A judge has ruled that a pregnant 14-year-old who says she was raped cannot escape Ireland's ban on abortions by going to Britain.

Justice Declan Costello said in his written decision Monday he had no choice under Ireland's constitution, amended in 1983 to include an abortion ban long part of the legal code.

"It's very painful, distressing and tragic for the girl and her family," Costello said in a written order after a 45-minute private hearing.

Court officials said they expected the family, who was not identified, to appeal Costello's ruling to the Supreme Court.

The family had sought to overturn an order issued by the attorney general last week that blocked the girl from leaving Ireland to have an abortion.

The case is unlikely to have a significant effect on the several thousand Irish women who go elsewhere for abortions each year to get around Ireland's ban. It is the strictest in Europe, permitting only a "morning-after pill" that will terminate a pregnancy within 72 hours of intercourse.

Attorney General Harry Whelehan learned of the girl's plans only because her parents asked police if they should have tissue tests conducted on the fetus after her abortion in Britain for use in any criminal proceedings.

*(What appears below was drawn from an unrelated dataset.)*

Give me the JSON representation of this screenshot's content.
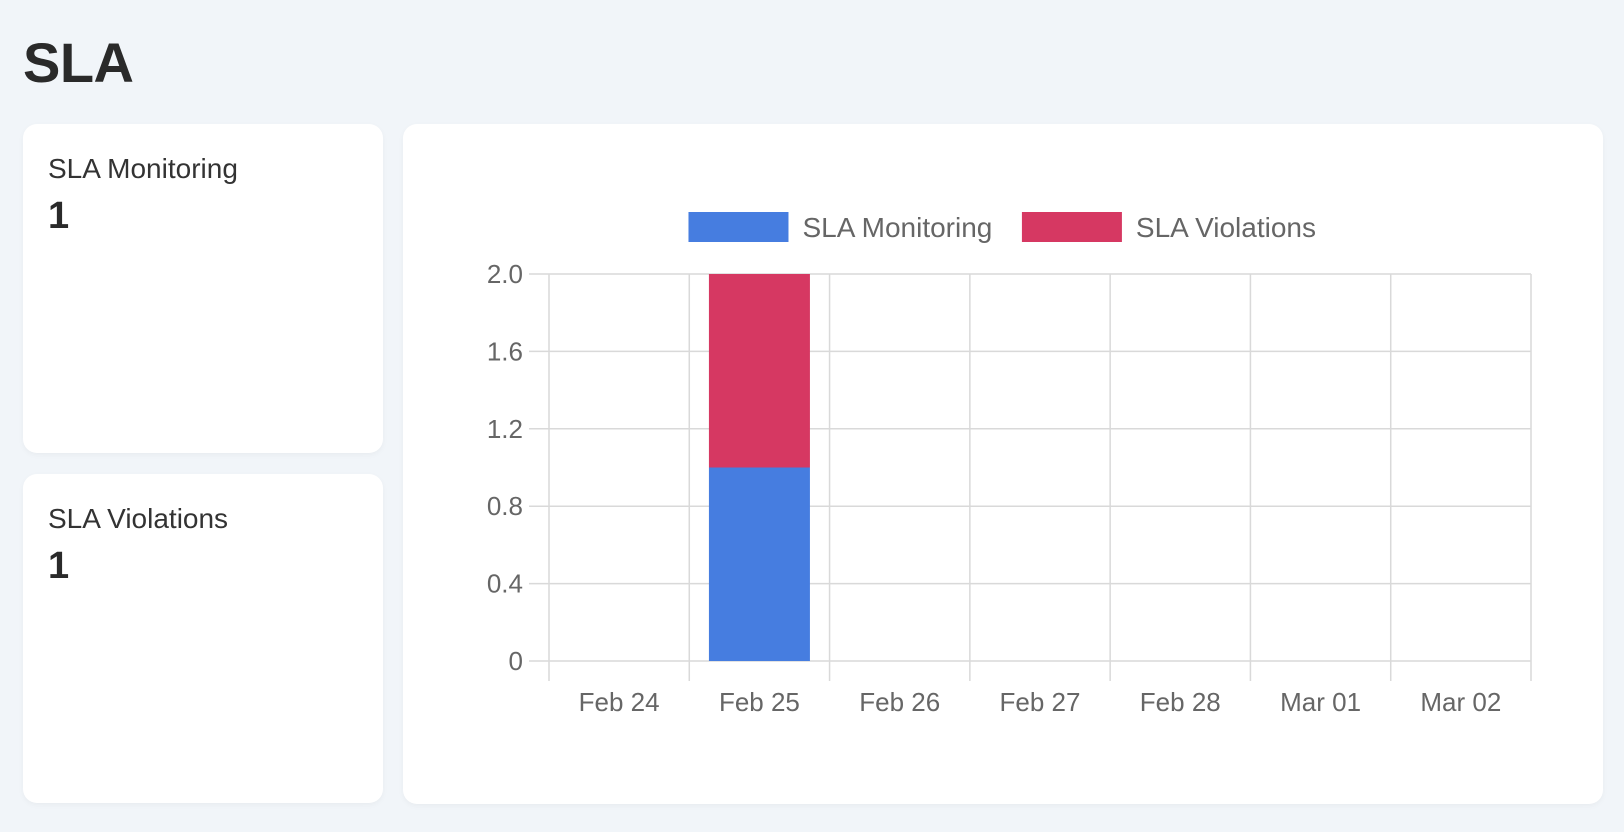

The rape case has not yet gone to trial.

Advocates of abortion rights condemned Monday's court ruling.

"Victims of rape now face a double ordeal, which puts the credibility of Irish law in doubt," Jon O'Brien of the Irish Family Planning Association said.

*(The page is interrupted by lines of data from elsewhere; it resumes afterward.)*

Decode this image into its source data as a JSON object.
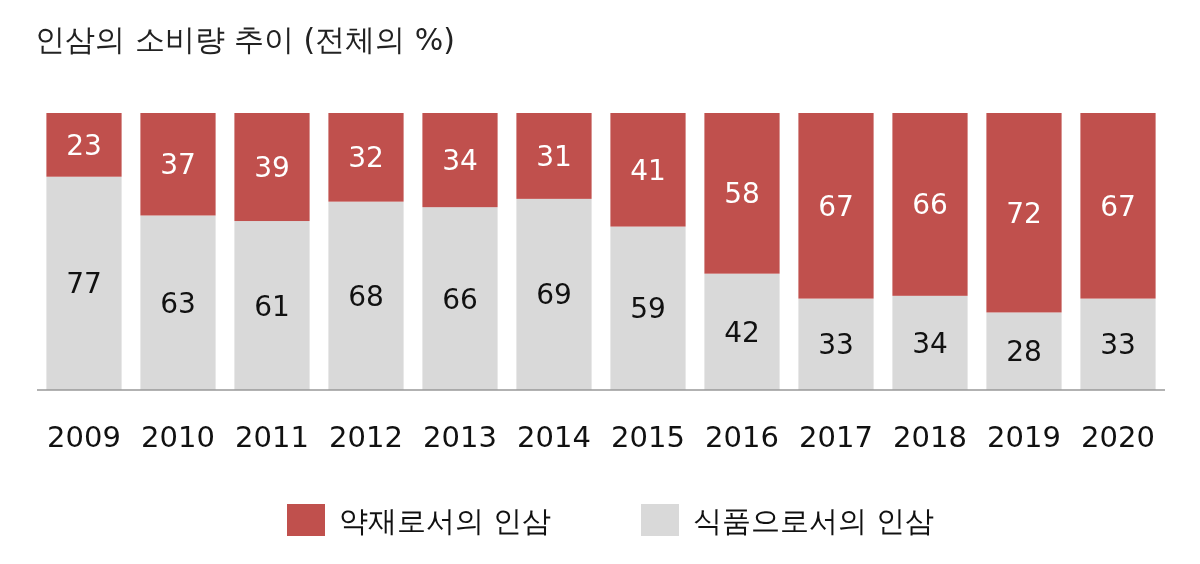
{
  "chart_data": {
    "type": "bar",
    "stacked": true,
    "title": "인삼의 소비량 추이 (전체의 %)",
    "categories": [
      "2009",
      "2010",
      "2011",
      "2012",
      "2013",
      "2014",
      "2015",
      "2016",
      "2017",
      "2018",
      "2019",
      "2020"
    ],
    "series": [
      {
        "name": "식품으로서의 인삼",
        "color": "#d9d9d9",
        "values": [
          77,
          63,
          61,
          68,
          66,
          69,
          59,
          42,
          33,
          34,
          28,
          33
        ]
      },
      {
        "name": "약재로서의 인삼",
        "color": "#c0504d",
        "values": [
          23,
          37,
          39,
          32,
          34,
          31,
          41,
          58,
          67,
          66,
          72,
          67
        ]
      }
    ],
    "data_labels": true,
    "legend": "bottom"
  }
}
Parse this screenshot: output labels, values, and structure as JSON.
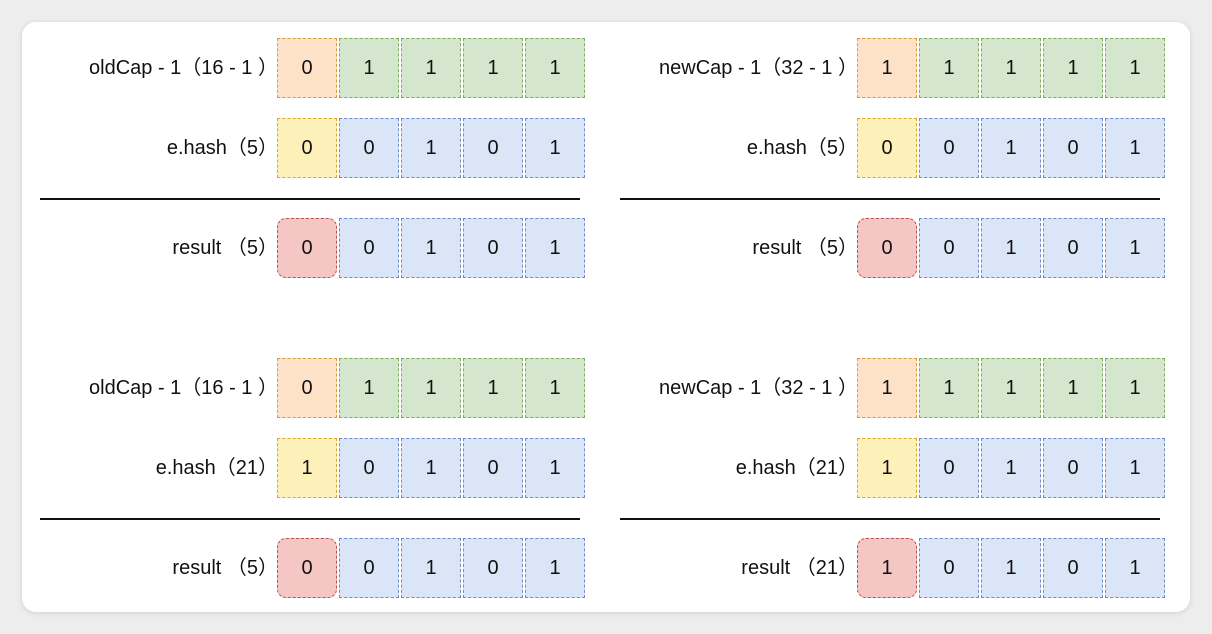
{
  "panels": [
    {
      "id": "top-left",
      "rows": [
        {
          "label": "oldCap - 1（16 - 1 ）",
          "first_color": "orange",
          "bits": [
            "0",
            "1",
            "1",
            "1",
            "1"
          ]
        },
        {
          "label": "e.hash（5）",
          "first_color": "yellow",
          "bits": [
            "0",
            "0",
            "1",
            "0",
            "1"
          ]
        },
        {
          "label": "result （5）",
          "first_color": "red",
          "bits": [
            "0",
            "0",
            "1",
            "0",
            "1"
          ]
        }
      ]
    },
    {
      "id": "top-right",
      "rows": [
        {
          "label": "newCap - 1（32 - 1 ）",
          "first_color": "orange",
          "bits": [
            "1",
            "1",
            "1",
            "1",
            "1"
          ]
        },
        {
          "label": "e.hash（5）",
          "first_color": "yellow",
          "bits": [
            "0",
            "0",
            "1",
            "0",
            "1"
          ]
        },
        {
          "label": "result （5）",
          "first_color": "red",
          "bits": [
            "0",
            "0",
            "1",
            "0",
            "1"
          ]
        }
      ]
    },
    {
      "id": "bottom-left",
      "rows": [
        {
          "label": "oldCap - 1（16 - 1 ）",
          "first_color": "orange",
          "bits": [
            "0",
            "1",
            "1",
            "1",
            "1"
          ]
        },
        {
          "label": "e.hash（21）",
          "first_color": "yellow",
          "bits": [
            "1",
            "0",
            "1",
            "0",
            "1"
          ]
        },
        {
          "label": "result （5）",
          "first_color": "red",
          "bits": [
            "0",
            "0",
            "1",
            "0",
            "1"
          ]
        }
      ]
    },
    {
      "id": "bottom-right",
      "rows": [
        {
          "label": "newCap - 1（32 - 1 ）",
          "first_color": "orange",
          "bits": [
            "1",
            "1",
            "1",
            "1",
            "1"
          ]
        },
        {
          "label": "e.hash（21）",
          "first_color": "yellow",
          "bits": [
            "1",
            "0",
            "1",
            "0",
            "1"
          ]
        },
        {
          "label": "result （21）",
          "first_color": "red",
          "bits": [
            "1",
            "0",
            "1",
            "0",
            "1"
          ]
        }
      ]
    }
  ],
  "colors": {
    "orange": "#fde2c8",
    "green": "#d4e6cd",
    "yellow": "#fdf0b8",
    "blue": "#dae6f8",
    "red": "#f4c6c4"
  }
}
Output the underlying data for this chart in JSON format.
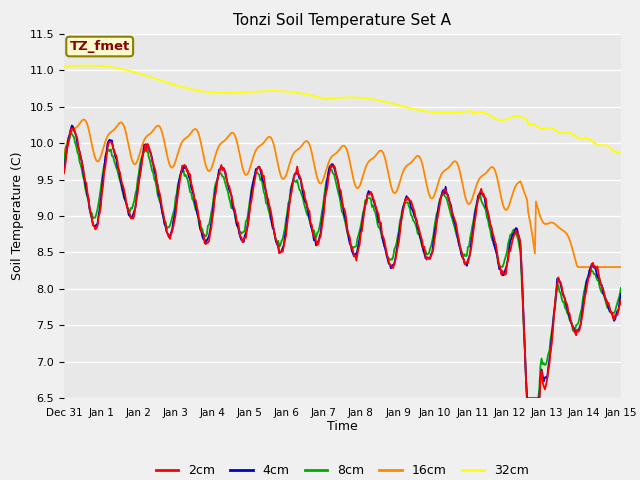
{
  "title": "Tonzi Soil Temperature Set A",
  "xlabel": "Time",
  "ylabel": "Soil Temperature (C)",
  "ylim": [
    6.5,
    11.5
  ],
  "xlim": [
    0,
    15
  ],
  "annotation_text": "TZ_fmet",
  "annotation_color": "#8B0000",
  "annotation_bg": "#FFFACD",
  "annotation_edge": "#8B8000",
  "series_colors": {
    "2cm": "#FF0000",
    "4cm": "#0000CC",
    "8cm": "#00AA00",
    "16cm": "#FF8800",
    "32cm": "#FFFF00"
  },
  "legend_labels": [
    "2cm",
    "4cm",
    "8cm",
    "16cm",
    "32cm"
  ],
  "x_tick_labels": [
    "Dec 31",
    "Jan 1",
    "Jan 2",
    "Jan 3",
    "Jan 4",
    "Jan 5",
    "Jan 6",
    "Jan 7",
    "Jan 8",
    "Jan 9",
    "Jan 10",
    "Jan 11",
    "Jan 12",
    "Jan 13",
    "Jan 14",
    "Jan 15"
  ],
  "grid_color": "#ffffff",
  "plot_bg_color": "#e8e8e8",
  "fig_bg_color": "#f0f0f0",
  "title_fontsize": 11,
  "label_fontsize": 9,
  "tick_fontsize": 8,
  "xtick_fontsize": 7.5,
  "linewidth": 1.3,
  "yticks": [
    6.5,
    7.0,
    7.5,
    8.0,
    8.5,
    9.0,
    9.5,
    10.0,
    10.5,
    11.0,
    11.5
  ]
}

"Abortion is a reality for Irish women, even if the constitution should say differently," O'Brien said.

Britain's Office of Population Censuses and Surveys says the most recently available statistics show 4,064 Irish women had abortions in England and Wales in 1990. Abortions are legal there through the 24th week of pregnancy.

Maxine Brady, president of the Union of Students in Ireland, said the judgment violated a European Community treaty that allows free movement of citizens to seek medical services in other member states.

The Society for the Protection of the Unborn Children, the largest anti-abortion lobby in Ireland, accused abortion rights supporters of exploiting the case.

"The girl and her parents have been shamefully used as publicity fodder by those seeking to change the Irish constitution," director Phyllis Bowman said.

Ireland's constitutional ban on abortions was adopted by Parliament after it passed in a national referendum by a 2-to-1 margin in this overwhelmingly Roman Catholic nation.

The amendment says: "The state acknowledges the right to life of the unborn and, with due regard to the equal right to life of the mother, guarantees in its laws to respect and as far as practicable by its laws to defend and vindicate that right."

In addition to banning abortions, the government also bars publications that provide information about obtaining abortions in Britain.